Your review states that it omits a USB port but the picture shows a USB port on the left hand side...

alex mason

August 8, 2013, 4:31 pm

I believe it is for updating or something. Not for sharing hard disks or printers. I have one and the manual makes not mention of such a feature.

Also, surprised that TR were able to get just about the rated line speed from the routers wifi. Even sitting next to mine it won't deliver more than 50mbits/s. our building is typically saturated with 2.4GHz wireless n routers and devices though so maybe SNR plays a role.

Mike

August 9, 2013, 8:41 am

Wrong. The USB is for disk sharing or 3g backup solutions. Works perfectly fine.

Craig Knighton

August 9, 2013, 8:56 am

The USB port is for sharing - I've shared files with mine. Put in a stick, go to Toolbox > Content Sharing - make it profile the device. You can then stream to a media player or use as a Network File Server. Not the quickest, but it was ok for me to stream to my Blu-Ray player.

Gordon Kelly

August 10, 2013, 7:43 pm

Alex - we had no trouble hitting the results we did and we test in central London where there is plenty of interference (another reason we always look to recreate a real world environment) and as you'll see from the transfer graphs the speeds were consistent as well. Slow, but consistent!
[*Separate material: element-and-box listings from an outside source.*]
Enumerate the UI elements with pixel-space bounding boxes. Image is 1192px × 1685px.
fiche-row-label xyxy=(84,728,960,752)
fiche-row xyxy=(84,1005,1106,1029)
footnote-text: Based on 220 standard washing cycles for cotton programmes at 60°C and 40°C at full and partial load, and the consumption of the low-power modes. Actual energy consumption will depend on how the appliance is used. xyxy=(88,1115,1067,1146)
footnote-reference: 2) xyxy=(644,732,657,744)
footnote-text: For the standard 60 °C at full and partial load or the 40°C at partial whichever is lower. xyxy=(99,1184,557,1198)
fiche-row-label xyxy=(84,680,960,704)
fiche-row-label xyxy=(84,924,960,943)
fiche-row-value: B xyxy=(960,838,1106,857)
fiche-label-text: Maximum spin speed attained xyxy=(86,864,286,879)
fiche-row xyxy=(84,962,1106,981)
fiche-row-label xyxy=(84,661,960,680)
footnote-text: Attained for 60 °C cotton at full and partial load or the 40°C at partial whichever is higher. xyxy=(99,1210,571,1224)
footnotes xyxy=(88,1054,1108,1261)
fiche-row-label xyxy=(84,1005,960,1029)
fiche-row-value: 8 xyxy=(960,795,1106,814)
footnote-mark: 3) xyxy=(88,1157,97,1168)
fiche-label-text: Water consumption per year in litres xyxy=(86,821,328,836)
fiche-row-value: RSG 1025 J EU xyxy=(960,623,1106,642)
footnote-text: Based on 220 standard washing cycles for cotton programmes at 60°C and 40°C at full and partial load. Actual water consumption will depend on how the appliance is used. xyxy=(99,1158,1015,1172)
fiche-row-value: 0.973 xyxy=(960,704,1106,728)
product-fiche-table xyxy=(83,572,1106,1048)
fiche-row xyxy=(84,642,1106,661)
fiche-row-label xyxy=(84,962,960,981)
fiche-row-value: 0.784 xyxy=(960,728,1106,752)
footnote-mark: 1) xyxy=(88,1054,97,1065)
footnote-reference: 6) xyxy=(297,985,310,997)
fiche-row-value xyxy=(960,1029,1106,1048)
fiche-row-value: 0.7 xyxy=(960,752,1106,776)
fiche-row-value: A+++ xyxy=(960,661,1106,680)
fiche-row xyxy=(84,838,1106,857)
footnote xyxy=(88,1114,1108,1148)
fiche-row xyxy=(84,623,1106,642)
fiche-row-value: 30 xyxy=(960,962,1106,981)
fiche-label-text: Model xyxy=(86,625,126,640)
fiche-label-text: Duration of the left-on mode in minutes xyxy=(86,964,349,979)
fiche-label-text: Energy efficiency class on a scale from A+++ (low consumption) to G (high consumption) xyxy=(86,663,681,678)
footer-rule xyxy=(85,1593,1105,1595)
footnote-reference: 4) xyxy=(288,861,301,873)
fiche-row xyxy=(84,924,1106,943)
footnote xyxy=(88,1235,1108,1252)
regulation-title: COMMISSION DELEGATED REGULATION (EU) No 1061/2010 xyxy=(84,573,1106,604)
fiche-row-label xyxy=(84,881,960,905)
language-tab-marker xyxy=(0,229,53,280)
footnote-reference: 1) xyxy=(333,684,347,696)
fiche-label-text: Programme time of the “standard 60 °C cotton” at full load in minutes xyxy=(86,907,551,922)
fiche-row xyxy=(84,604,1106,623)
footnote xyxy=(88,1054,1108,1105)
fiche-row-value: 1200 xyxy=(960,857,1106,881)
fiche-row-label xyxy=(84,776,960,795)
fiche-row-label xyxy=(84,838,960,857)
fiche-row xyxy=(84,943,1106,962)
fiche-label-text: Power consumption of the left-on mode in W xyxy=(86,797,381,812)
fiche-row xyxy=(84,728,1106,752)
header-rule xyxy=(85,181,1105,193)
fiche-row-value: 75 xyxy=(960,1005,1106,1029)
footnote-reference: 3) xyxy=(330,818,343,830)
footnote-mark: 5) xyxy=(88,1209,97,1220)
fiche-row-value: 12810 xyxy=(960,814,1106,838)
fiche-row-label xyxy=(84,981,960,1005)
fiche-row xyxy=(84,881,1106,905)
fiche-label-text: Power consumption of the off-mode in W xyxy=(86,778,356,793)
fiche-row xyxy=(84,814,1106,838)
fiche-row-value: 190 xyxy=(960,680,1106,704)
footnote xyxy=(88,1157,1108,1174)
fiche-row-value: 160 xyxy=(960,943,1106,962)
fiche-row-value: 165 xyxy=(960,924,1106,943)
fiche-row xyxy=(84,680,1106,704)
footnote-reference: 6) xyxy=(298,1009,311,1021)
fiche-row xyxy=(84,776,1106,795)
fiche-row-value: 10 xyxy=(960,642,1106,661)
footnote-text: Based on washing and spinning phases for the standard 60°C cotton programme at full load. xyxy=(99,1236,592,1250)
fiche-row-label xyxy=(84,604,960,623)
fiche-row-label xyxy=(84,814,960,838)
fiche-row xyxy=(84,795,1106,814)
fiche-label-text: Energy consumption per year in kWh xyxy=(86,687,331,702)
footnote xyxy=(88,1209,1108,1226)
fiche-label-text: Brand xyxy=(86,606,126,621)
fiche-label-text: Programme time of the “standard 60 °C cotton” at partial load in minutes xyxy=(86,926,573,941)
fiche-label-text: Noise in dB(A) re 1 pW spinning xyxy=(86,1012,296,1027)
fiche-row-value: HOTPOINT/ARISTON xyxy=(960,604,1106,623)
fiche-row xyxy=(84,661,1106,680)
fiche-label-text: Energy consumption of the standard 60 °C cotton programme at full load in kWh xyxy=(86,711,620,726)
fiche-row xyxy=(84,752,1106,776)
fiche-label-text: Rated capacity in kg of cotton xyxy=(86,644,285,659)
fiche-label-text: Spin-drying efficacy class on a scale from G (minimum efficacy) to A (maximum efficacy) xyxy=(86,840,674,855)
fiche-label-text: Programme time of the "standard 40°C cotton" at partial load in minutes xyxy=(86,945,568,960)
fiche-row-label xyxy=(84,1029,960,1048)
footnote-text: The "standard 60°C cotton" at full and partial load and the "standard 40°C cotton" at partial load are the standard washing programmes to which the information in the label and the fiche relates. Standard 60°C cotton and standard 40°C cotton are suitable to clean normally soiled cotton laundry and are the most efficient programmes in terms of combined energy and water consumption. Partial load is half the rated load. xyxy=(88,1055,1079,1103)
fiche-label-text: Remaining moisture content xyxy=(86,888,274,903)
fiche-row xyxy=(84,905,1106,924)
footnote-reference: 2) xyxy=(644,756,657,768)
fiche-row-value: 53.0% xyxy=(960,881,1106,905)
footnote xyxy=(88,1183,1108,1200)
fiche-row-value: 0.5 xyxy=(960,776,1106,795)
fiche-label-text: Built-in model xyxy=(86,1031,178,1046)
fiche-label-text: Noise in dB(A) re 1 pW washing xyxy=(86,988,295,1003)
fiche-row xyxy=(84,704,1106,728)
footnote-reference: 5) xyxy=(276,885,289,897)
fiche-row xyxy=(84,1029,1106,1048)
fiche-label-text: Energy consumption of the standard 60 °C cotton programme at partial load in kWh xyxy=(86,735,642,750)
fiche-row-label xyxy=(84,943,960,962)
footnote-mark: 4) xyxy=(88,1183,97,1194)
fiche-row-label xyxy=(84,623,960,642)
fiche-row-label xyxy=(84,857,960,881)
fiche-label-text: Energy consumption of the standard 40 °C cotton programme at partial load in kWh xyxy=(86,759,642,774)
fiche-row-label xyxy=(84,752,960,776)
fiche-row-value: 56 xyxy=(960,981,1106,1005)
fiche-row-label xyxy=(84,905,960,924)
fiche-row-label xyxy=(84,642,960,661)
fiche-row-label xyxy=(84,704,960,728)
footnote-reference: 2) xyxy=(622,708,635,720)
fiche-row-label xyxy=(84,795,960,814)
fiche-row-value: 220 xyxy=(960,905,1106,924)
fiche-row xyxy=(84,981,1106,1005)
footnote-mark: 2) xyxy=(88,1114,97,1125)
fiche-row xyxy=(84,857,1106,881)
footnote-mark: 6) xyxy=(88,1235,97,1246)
Matthew - you are right, this is my oversight. In all our testing this was (ridiculously) due to the port being on the side and I simply missed it - I'll be updated the review with the USB score shortly.

Gordon Kelly

August 10, 2013, 7:43 pm

See above, thanks for the spot Craig

Gordon Kelly

August 10, 2013, 7:43 pm

Thanks Mike, see my reply above.

Gordon Kelly

August 11, 2013, 1:04 am

USB score is now updated in the review. Unsurprisingly it was very slow, but the real surprise is the lack of support for NTFS formatted drives which destroys most of its value.

Richard Feltbower

August 19, 2013, 2:21 pm

Gordon, thanks for this review and the other recent router reviews which I've found extremely interesting and useful. How have these reviews been carried out? Have they all used the same ADSL/cable modem upstream, for example?

Jon C

November 10, 2013, 9:41 pm

Hi, I've just ordered the plus net fibre broadband service & as you mention in the review, paid the £5.99 postage for this router. As an alternative to buying a 3rd party router, would linking this one up to Apple's new time-capsule overcome the issues you've described - single band etc...? thanks,

The RedKipper

February 11, 2014, 9:52 am

Not sure what the reviewer has against this router per se, but reviewing this router's suitability for an FTTC solution and concluding the router is flawed seems somewhat ridiculous.
I think it's quite clear that this is a standard ADSL router that an ISP has adapted to use on it's fibre service, so is it the fault of the router that in this mode it doesn't perform as well as a £150 device designed for the job?
Perhaps the reviewer might like to review the router for the job it was designed, then draw the conclusion that the ISP has it all wrong when supplying this for an FTTC installation - that might be a little more realistic!!

andyvan

February 12, 2014, 9:12 am

Erm, but the fact is this is what PlusNet is supplying for FTTC, which is it is reviewed as such. Were that not the case we'd review it simply as an ADSL router as you suggest.

The RedKipper

July 17, 2014, 8:51 am

No, I see. I'll look forward to the next review - Perhaps the Hyundai i10 as a Formula One contender?

aabd

November 26, 2014, 12:13 am

If one of the teams rolls it out onto the F1 race track then yes & validly, you douche

The RedKipper

November 26, 2014, 4:49 pm

I see; if you can't make a sensible reply to a cogent argument, why not result to insults, eh? Nice touch..

Dylan

August 18, 2015, 1:09 pm

Why have you guys not reviewed the Plusnet Hub Zero?